Gender Roles

Gender roles are cultural and personal.

They determine how males and females should think, speak, dress, and interact within the context of society.

Learning plays a role in this process of shaping gender roles.

These gender schemas are deeply embedded cognitive frameworks regarding what defines masculine and feminine.

While various socializing agents—parents, teachers, peers, movies, television, music, books, and religion—teach and reinforce gender roles throughout the lifespan, parents probably exert the greatest influence, especially on their very young offspring.


As mentioned previously, sociologists know that adults perceive and treat female and male infants differently.

Parents probably do this in response to their having been recipients of gender expectations as young children.

Traditionally, fathers teach boys how to fix and build things; mothers teach girls how to cook, sew, and keep house.

Children then receive parental approval when they conform to gender expectations and adopt culturally accepted and conventional roles.

All of this is reinforced by additional socializing agents, such as the media.

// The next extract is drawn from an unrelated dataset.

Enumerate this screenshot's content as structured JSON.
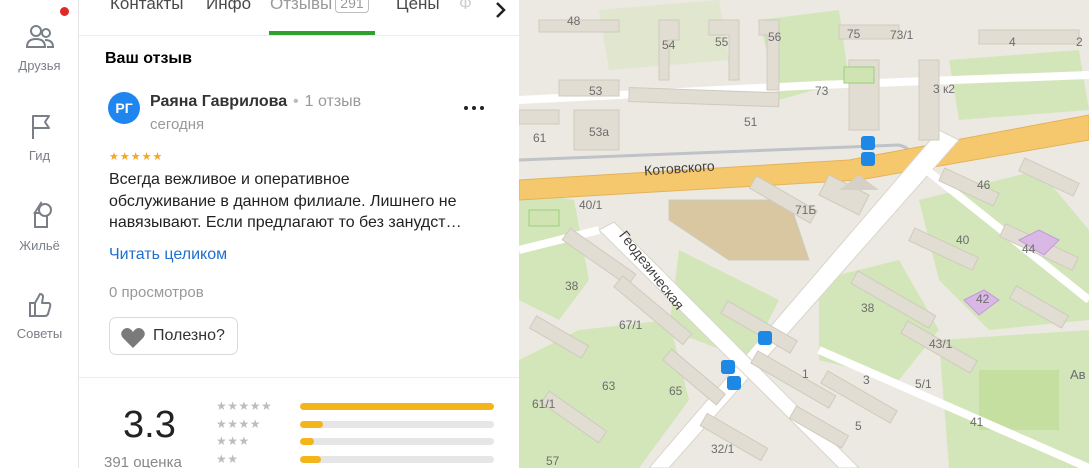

In other words, learning gender roles always occurs within a social context, the values of the parents and society being passed along to the children of successive generations.

Gender roles adopted during childhood normally continue into adulthood.

At home, people have certain presumptions about decision‐making, child‐rearing practices, financial responsibilities, and so forth.

At work, people also have presumptions about power, the division of labor, and organizational structures.

None of this is meant to imply that gender roles, in and of themselves, are good or bad; they merely exist.

Gender roles are realities in almost everyone's life.